Selon cette institution, le solde de la dette publique en 2017 s'établit à 5 177 538 milliards de dinars, dont 5 054 944 milliards de dinars de dette intérieure et 122 544 milliards de dinars de dette extérieure. La dette publique s'est essentiellement creusée par le financement non-conventionnel ou ce qu'on appelle la planche à billets, lorsque Ahmed Ouyahia était à la tête de l'exécutif.

Ainsi, selon le rapport de la Cour des comptes, le solde de la dette publique est passé de 3 608 751 milliards de dinars en 2016 à 5 177 538 milliards de dinars l'année qui suit. La dette publique totale  a donc augmenté de 43,47%, soit de 1 568 787 milliards de dinars, ce qui représente 8,44% du PIB.

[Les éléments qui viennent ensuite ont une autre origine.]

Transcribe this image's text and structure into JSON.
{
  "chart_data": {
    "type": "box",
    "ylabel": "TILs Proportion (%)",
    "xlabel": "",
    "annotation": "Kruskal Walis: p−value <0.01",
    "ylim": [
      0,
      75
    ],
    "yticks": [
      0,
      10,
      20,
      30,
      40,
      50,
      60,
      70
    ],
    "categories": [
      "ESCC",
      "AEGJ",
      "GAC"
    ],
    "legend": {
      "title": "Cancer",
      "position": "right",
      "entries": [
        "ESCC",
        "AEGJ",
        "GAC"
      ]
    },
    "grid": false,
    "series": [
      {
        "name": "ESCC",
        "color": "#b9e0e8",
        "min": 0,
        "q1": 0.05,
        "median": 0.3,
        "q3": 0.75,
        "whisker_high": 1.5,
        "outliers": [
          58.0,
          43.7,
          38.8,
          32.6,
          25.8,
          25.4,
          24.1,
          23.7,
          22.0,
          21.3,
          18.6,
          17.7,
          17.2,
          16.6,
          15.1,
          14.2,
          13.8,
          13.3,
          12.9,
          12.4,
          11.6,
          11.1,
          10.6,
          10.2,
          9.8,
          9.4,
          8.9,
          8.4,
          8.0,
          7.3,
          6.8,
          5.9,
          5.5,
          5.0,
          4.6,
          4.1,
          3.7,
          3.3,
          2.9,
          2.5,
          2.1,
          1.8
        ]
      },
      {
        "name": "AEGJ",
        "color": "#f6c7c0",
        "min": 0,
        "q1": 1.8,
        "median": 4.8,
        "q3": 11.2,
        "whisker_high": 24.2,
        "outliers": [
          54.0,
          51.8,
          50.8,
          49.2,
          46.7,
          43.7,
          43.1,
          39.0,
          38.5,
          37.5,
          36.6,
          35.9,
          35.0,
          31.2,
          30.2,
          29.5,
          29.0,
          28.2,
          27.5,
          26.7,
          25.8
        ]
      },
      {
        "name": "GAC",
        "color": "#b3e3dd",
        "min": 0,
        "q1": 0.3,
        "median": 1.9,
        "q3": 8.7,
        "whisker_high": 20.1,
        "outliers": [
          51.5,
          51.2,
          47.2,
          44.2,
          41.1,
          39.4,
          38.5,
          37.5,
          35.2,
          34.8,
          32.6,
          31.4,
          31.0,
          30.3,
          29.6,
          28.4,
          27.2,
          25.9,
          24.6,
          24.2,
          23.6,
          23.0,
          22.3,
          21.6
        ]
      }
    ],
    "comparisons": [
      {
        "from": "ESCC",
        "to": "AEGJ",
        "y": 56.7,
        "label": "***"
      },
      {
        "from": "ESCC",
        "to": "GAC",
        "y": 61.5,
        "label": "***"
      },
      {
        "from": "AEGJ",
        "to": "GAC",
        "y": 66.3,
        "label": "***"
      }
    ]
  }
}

Cette hausse effarante est due au financement non-conventionnel. Selon le rapport sur l'avant-projet de loi portant règlement budgétaire 2017, le gouvernement de l'époque avait imprimé 2 185 milliards de dinars. Le recours à ce financement est autorisé par l'article 45-bis de l'ordonnance n° 11-03 d'août 2003 relative à la loi de finances.

Concernant cette année 2020, de nombreux spécialistes estiment que le recours à l’endettement extérieur et à la planche à billets est inévitable pour faire face à la crise économique que vit l’Algérie. Une crise amplifiée par la propagation de la pandémie du nouveau coronavirus.